Understanding the CAP Theorem
The theorem states that networked shared-data systems can only guarantee/strongly support two of the following three properties:
- Consistency - A guarantee that every node in a distributed cluster returns the same, most recent, successful write. Consistency refers to every client having the same view of the data. There are various types of consistency models. Consistency in CAP (used to prove the theorem) refers to linearizability or sequential consistency, a very strong form of consistency.
- Availability -A guarantee that every request receives a response about whether it was successful or failed. Whether you want to read or write you will get some response back.
- Partition Tolerant -The system continues to operate despite arbitrary message loss or failure of part of the system. Irrespective of communication cut down among the nodes, system still works.
Often CAP theorem is misunderstood. It is not any 2 out of 3. Key point here is P is not visible to your customer. It is Technology solution to enable C and A. Customer can only experience C and A.
P is driven by wires, electricity, software and hardware and none of us have any control and often P may not be met. If P is existing, there is no challenge with A and C (except for latency issues). The problem comes when P is not met. Now we have two choices to make.
The C and A in ACID represent different concepts than C and in A in the CAP theorem.
The CAP theorem categorizes systems into three categories:
- CP (Consistent and Partition Tolerant) - At first glance, the CP category is confusing, i.e., a system that is consistent and partition tolerant but never available. CP is referring to a category of systems where availability is sacrificed only in the case of a network partition.

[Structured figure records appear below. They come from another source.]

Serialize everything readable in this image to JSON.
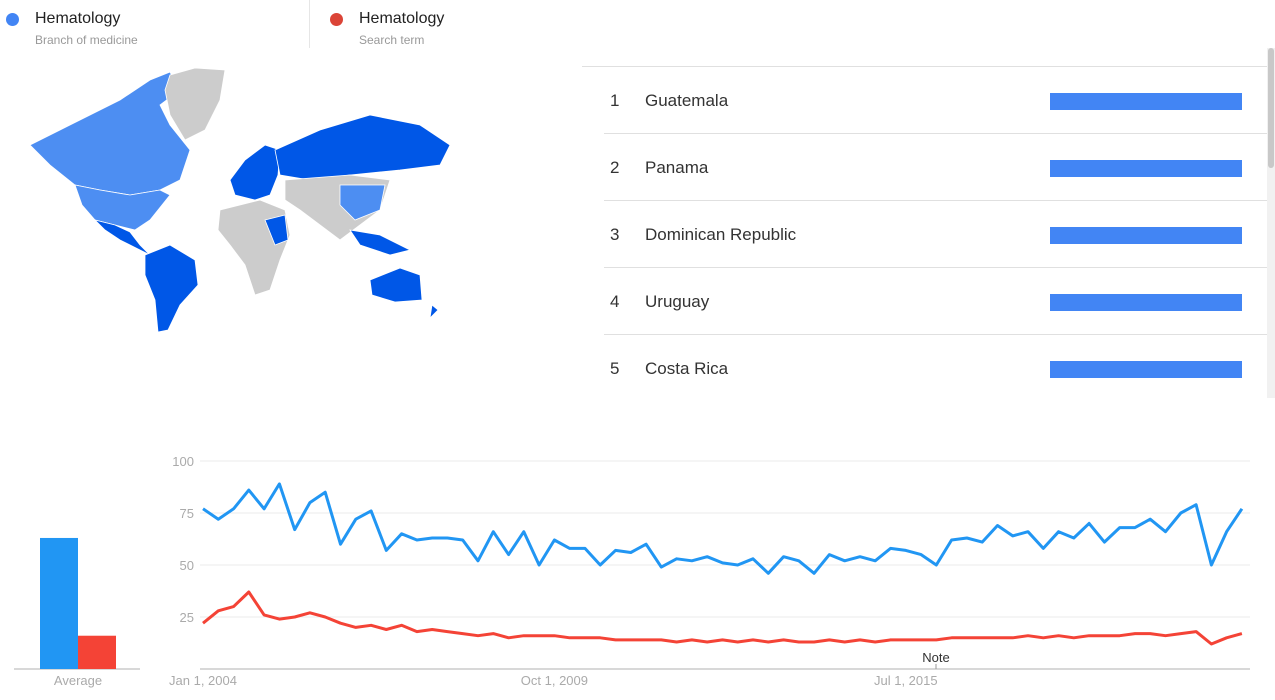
{
  "legend": [
    {
      "title": "Hematology",
      "subtitle": "Branch of medicine",
      "color": "#4285f4"
    },
    {
      "title": "Hematology",
      "subtitle": "Search term",
      "color": "#db4437"
    }
  ],
  "map": {
    "type": "choropleth-world",
    "high_color": "#0057e7",
    "mid_color": "#4d8ef2",
    "no_data_color": "#cccccc"
  },
  "regions": [
    {
      "rank": "1",
      "name": "Guatemala",
      "value": 100
    },
    {
      "rank": "2",
      "name": "Panama",
      "value": 100
    },
    {
      "rank": "3",
      "name": "Dominican Republic",
      "value": 100
    },
    {
      "rank": "4",
      "name": "Uruguay",
      "value": 100
    },
    {
      "rank": "5",
      "name": "Costa Rica",
      "value": 100
    }
  ],
  "chart_data": {
    "type": "line",
    "average": {
      "label": "Average",
      "values": [
        63,
        16
      ]
    },
    "ylim": [
      0,
      100
    ],
    "yticks": [
      "25",
      "50",
      "75",
      "100"
    ],
    "xticks": [
      "Jan 1, 2004",
      "Oct 1, 2009",
      "Jul 1, 2015"
    ],
    "annotation": "Note",
    "grid": true,
    "colors": [
      "#2196f3",
      "#f44336"
    ],
    "x": [
      "2004-01",
      "2004-04",
      "2004-07",
      "2004-10",
      "2005-01",
      "2005-04",
      "2005-07",
      "2005-10",
      "2006-01",
      "2006-04",
      "2006-07",
      "2006-10",
      "2007-01",
      "2007-04",
      "2007-07",
      "2007-10",
      "2008-01",
      "2008-04",
      "2008-07",
      "2008-10",
      "2009-01",
      "2009-04",
      "2009-07",
      "2009-10",
      "2010-01",
      "2010-04",
      "2010-07",
      "2010-10",
      "2011-01",
      "2011-04",
      "2011-07",
      "2011-10",
      "2012-01",
      "2012-04",
      "2012-07",
      "2012-10",
      "2013-01",
      "2013-04",
      "2013-07",
      "2013-10",
      "2014-01",
      "2014-04",
      "2014-07",
      "2014-10",
      "2015-01",
      "2015-04",
      "2015-07",
      "2015-10",
      "2016-01",
      "2016-04",
      "2016-07",
      "2016-10",
      "2017-01",
      "2017-04",
      "2017-07",
      "2017-10",
      "2018-01",
      "2018-04",
      "2018-07",
      "2018-10",
      "2019-01",
      "2019-04",
      "2019-07",
      "2019-10",
      "2020-01",
      "2020-04",
      "2020-07",
      "2020-10",
      "2021-01"
    ],
    "series": [
      {
        "values": [
          77,
          72,
          77,
          86,
          77,
          89,
          67,
          80,
          85,
          60,
          72,
          76,
          57,
          65,
          62,
          63,
          63,
          62,
          52,
          66,
          55,
          66,
          50,
          62,
          58,
          58,
          50,
          57,
          56,
          60,
          49,
          53,
          52,
          54,
          51,
          50,
          53,
          46,
          54,
          52,
          46,
          55,
          52,
          54,
          52,
          58,
          57,
          55,
          50,
          62,
          63,
          61,
          69,
          64,
          66,
          58,
          66,
          63,
          70,
          61,
          68,
          68,
          72,
          66,
          75,
          79,
          50,
          66,
          77
        ]
      },
      {
        "values": [
          22,
          28,
          30,
          37,
          26,
          24,
          25,
          27,
          25,
          22,
          20,
          21,
          19,
          21,
          18,
          19,
          18,
          17,
          16,
          17,
          15,
          16,
          16,
          16,
          15,
          15,
          15,
          14,
          14,
          14,
          14,
          13,
          14,
          13,
          14,
          13,
          14,
          13,
          14,
          13,
          13,
          14,
          13,
          14,
          13,
          14,
          14,
          14,
          14,
          15,
          15,
          15,
          15,
          15,
          16,
          15,
          16,
          15,
          16,
          16,
          16,
          17,
          17,
          16,
          17,
          18,
          12,
          15,
          17
        ]
      }
    ]
  }
}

- CA (Consistent and Available) - CA systems are consistent and available systems in the absence of any network partition. Often a single node's DB servers are categorized as CA systems. Single node DB servers do not need to deal with partition tolerance and are thus considered CA systems. The only hole in this theory is that single node DB systems are not a network of shared data systems and thus do not fall under the preview of CAP.
- AP (Available and Partition Tolerant) - These are systems that are available and partition tolerant but cannot guarantee consistency.